Suzanne Doppelt, Meta donna

Envoû­te­ment et de désenvoûtement

Suzanne Dop­pelt s’inspire ici du film en noir et blanc de Gian Franco Min­gozzi, Taran­tula, tourné en 1961 dans le Salento, au sud de l’Italie. Dans sa “fic­tion” au sein d’une petite ville des Pouilles — Gala­tina — se pro­duit un étrange rituel de dépos­ses­sion. Il a pour objet l’araignée et sa mor­sure.
Il s’agit d’un exor­cisme dansé et chanté. Cela dure plu­sieurs jours pour per­mettre une sorte de régu­la­tion de l’ordre social, une manière de don­ner du sens au désordre et d’apaiser des conflits indi­vi­duels et collectifs.

Une forme de pseudo poi­son cir­cule entre l’araignée, les musi­ciens, et les vil­la­geois ras­sem­blés pour un tel évè­ne­ment.
Les acteurs doivent s’identifier à l’araignée et dan­ser comme elle puisqu’elle se déplace, dit-on, sur une musique effré­née car sa mor­sure est musicale.

Lors d’un tel céré­mo­nial, il est ques­tion de pau­vreté, d’ennui mor­tel, de conflits irré­so­lus. Bref, d’envoûtement et de désen­voû­te­ment. Textes en prose poé­tique et quelques images jouent libre­ment de ces dif­fé­rents aspects.
Suzanne Dop­pelt tisse à son tour une toile pour un hom­mage à la céré­mo­nie cathar­tique, le rituel joué et sym­bo­lisé dont elle se fait l’écho aujourd’hui.

Elle réin­vente dans sa propre écri­ture un théâtre arach­néen dont elle tire les fils. Cette céré­mo­nie repré­sente l’un des der­niers cultes de pos­ses­sion en Europe et une « situa­tion » par­ti­cu­lière qui per­met à l’auteur d’être som­nam­bule sans erreur par la magie d’effets mer­veilleux.
Une telle décons­truc­tion « pers­pec­ti­viste » crée des images fan­tômes. Tout ce qui est vu crée le doute.

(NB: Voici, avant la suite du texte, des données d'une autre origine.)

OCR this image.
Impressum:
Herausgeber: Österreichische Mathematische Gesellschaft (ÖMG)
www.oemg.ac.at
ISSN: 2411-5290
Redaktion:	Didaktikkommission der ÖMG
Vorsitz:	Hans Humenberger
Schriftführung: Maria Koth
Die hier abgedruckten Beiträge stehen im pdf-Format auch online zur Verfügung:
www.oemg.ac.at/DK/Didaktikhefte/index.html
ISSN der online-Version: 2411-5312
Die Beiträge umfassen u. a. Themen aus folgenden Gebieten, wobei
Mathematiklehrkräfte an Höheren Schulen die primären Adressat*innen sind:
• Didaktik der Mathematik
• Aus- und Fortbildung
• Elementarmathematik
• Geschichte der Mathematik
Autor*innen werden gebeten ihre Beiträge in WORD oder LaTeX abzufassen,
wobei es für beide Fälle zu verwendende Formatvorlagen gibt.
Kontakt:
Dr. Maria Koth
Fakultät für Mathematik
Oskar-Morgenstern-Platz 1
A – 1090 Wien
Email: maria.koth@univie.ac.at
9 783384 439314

Le lieu de la scène devient un espace réel où le regard se perd puisque sa propre « men­ta­li­sa­tion » est obé­rée. Un tel rituel  reste fluc­tuant entre dépôts mais aussi débor­de­ments, s’agite et s’agence en reflets et échos.
Le texte tourne autour de telles images en vrac.

jean-paul gavard-perret

Suzanne Dop­pelt, Meta donna, P.O.L édi­teur, Paris, 2020, 80 p. — 13, 00 €.